A rapariga quedou-se estática e muda no mesmo local, mirando o pergaminho, velho, pensativa, enrolado em cima da mesa. Fitava-o de maneira irregular, receosa e incrédula, como se tudo aquilo não passasse de uma brincadeira que correra mal, depois de uma festa onde a máxima era beber até não poder mais. Caminhou de um lado para o outro, roendo as unhas sem nunca tirar os olhos do pedaço de papel. Esticou a mão e algo estranho aconteceu: a fita que prendia o pedaço de papel mudou automaticamente de cor. Antes castanha, a tira adquirira, agora, um tom escuro, preto brilhante quase cor noite. O papel levitou alguns centímetros da mesa, desenhando formas que cortavam bruscamente o ar. A rapariga recuou rapidamente a mão, o pergaminho caiu, de novo, no local onde tinha sido depositado. Bateu bruscamente com os membros na mesa, fazendo um barulho seco e oco. Sentia-se frustrada e irritada, não acreditando no que lhe estava a acontecer. Ela, que nunca acreditara em magia, em contos de fadas e muitos menos num universo ou realidade alternativos.

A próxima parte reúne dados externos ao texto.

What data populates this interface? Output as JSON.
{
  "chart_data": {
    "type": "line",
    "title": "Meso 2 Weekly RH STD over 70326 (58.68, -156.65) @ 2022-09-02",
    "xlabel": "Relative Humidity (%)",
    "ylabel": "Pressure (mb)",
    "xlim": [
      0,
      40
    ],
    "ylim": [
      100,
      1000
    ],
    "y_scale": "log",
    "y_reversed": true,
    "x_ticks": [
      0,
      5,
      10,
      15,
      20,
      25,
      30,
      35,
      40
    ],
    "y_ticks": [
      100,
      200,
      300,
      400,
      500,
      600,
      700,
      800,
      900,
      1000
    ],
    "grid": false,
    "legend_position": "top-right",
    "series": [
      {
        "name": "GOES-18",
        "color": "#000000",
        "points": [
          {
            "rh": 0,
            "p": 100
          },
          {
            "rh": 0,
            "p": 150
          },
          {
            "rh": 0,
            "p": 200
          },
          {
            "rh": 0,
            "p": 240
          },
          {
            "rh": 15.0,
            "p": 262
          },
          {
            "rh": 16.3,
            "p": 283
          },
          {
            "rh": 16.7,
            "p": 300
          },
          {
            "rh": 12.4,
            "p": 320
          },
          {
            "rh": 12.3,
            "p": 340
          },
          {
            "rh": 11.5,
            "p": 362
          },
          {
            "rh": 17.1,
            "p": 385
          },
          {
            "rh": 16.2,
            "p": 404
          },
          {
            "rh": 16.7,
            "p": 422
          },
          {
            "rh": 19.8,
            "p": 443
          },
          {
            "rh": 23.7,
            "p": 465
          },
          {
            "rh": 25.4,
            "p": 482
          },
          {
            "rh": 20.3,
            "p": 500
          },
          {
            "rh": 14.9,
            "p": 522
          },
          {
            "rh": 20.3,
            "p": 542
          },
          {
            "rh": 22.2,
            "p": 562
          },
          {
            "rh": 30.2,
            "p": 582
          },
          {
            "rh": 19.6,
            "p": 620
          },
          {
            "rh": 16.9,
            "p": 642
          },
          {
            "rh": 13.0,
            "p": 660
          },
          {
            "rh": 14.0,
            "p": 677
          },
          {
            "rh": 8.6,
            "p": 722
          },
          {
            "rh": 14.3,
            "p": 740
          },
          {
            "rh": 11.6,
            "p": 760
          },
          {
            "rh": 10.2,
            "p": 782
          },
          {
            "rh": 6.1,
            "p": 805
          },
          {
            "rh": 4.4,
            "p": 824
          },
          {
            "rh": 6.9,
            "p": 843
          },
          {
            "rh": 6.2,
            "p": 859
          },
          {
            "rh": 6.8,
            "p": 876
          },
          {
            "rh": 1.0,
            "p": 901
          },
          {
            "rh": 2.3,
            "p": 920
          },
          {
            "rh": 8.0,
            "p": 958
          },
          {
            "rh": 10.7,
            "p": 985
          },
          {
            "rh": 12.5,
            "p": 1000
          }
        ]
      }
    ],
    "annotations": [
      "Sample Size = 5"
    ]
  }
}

“Isto é um absurdo!”- gritou atirando o pergaminho contra a parede. A fita que o atava abriu-se graciosamente no ar, deixando à mostra o conteúdo que, outrora, estivera escondido. O papel abriu-se e expandira-se. Um forte clarão emanava do pergaminho, obrigando a rapariga a voltar-se para ele: tratava-se de um mapa. Mas havia algo de estranho com ele: não era capaz de se ler como os outros. Pequenas manchas cor de vinho pareciam surgir aleatoriamente no velho papel, com inscrições debaixo delas que Alana não conseguia ler. De súbito, algo redondo e reluzente começou a brotar do interior do pergaminho. A rapariga deu dois passos atrás, abrindo imenso os olhos do susto. Na sua frente surgira uma cabeça careca, com um símbolo desenhado igual à sua tatuagem. Possuía olhos azuis penetrantes e uma pele pálida, virgem, pura como a neve.

“Saudações, Guardiã.”

“Quem… Quem sois vós?”- gaguejou a rapariga.

“Sou o Oráculo de Eoron e tu, Alana Dixon, és o Quinto Elemento

“O que significa isso de ser o quinto elemento? Não quero ser nada disso.“

“Senta-se e eu explicar-te-ei.”- pediu.

Alana sentiu-se um pouco ofendida por ser convidada a sentar-se por um estranho na sua própria casa. Desde quando é que ela conhecia aquele tipo para que ele a ordenasse a fazer fosse o que fosse? Contudo, e sem querer adiantar conversa com “O Oráculo”, a rapariga puxou a cadeira mais próxima e deixou-se cair nela.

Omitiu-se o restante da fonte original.